As Christ’s body was taken down from the cross, Mother Mary was hung freshly upon the invisible cross of the deep sorrow she experienced upon seeing her son’s dead body. Until Easter Sunday, she remained on her cross, crucified with Christ. Just like us all, who undergo failures, hopelessness, exhaustion, suffering, pain, and depression, still trying not to complain about any of it, accepting it all as a gift from our beloved sweet Jesus. “We are children of God, and if children, then heirs: heirs of God and joint heirs with Christ, if we in fact suffer with him so that we may also be glorified with him.” (Romans 8: 16, 17) when we suffer and are crucified with Christ, we will also resurrect with Him. On Easter Sunday, it was not just Jesus Christ who was resurrected but Mary, and all the disciples who believed in Jesus and followed him.

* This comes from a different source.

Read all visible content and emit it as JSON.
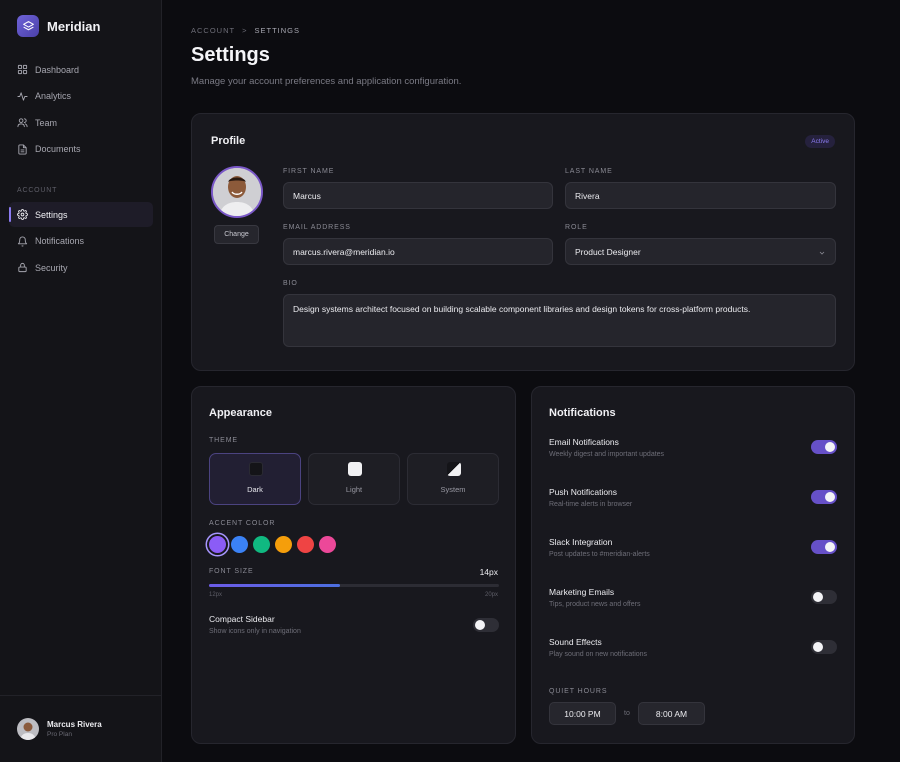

Even though humans did not truly understand who Jesus was, as He was in his human form. Yet, there are examples in the scriptures where demons recognise Him. Even nature shows signs of recognition as to who He is. The calming of the storm is one such event when His command settles a raging storm in the sea. Nature didn’t collapse when it saw the death of the Saviour on the Cross. It didn’t engulf the men who were responsible for the act. It didn’t scream out in agony. It waited for the next day and then the next day and then the next, until it saw the Saviour’s Resurrection. But what made nature not lose its composure? How did the natural world not collapse into itself?
I could see only one reason: Nature respecting the Blessed Mother’s Holy Cross of the sorrows. What she endured in her heart, and in the manner in which she endured it, giving complete authority to the Will of God, made her suffering another redemptive sacrifice, a divine echo of her son’s Godliness on the Holy Cross.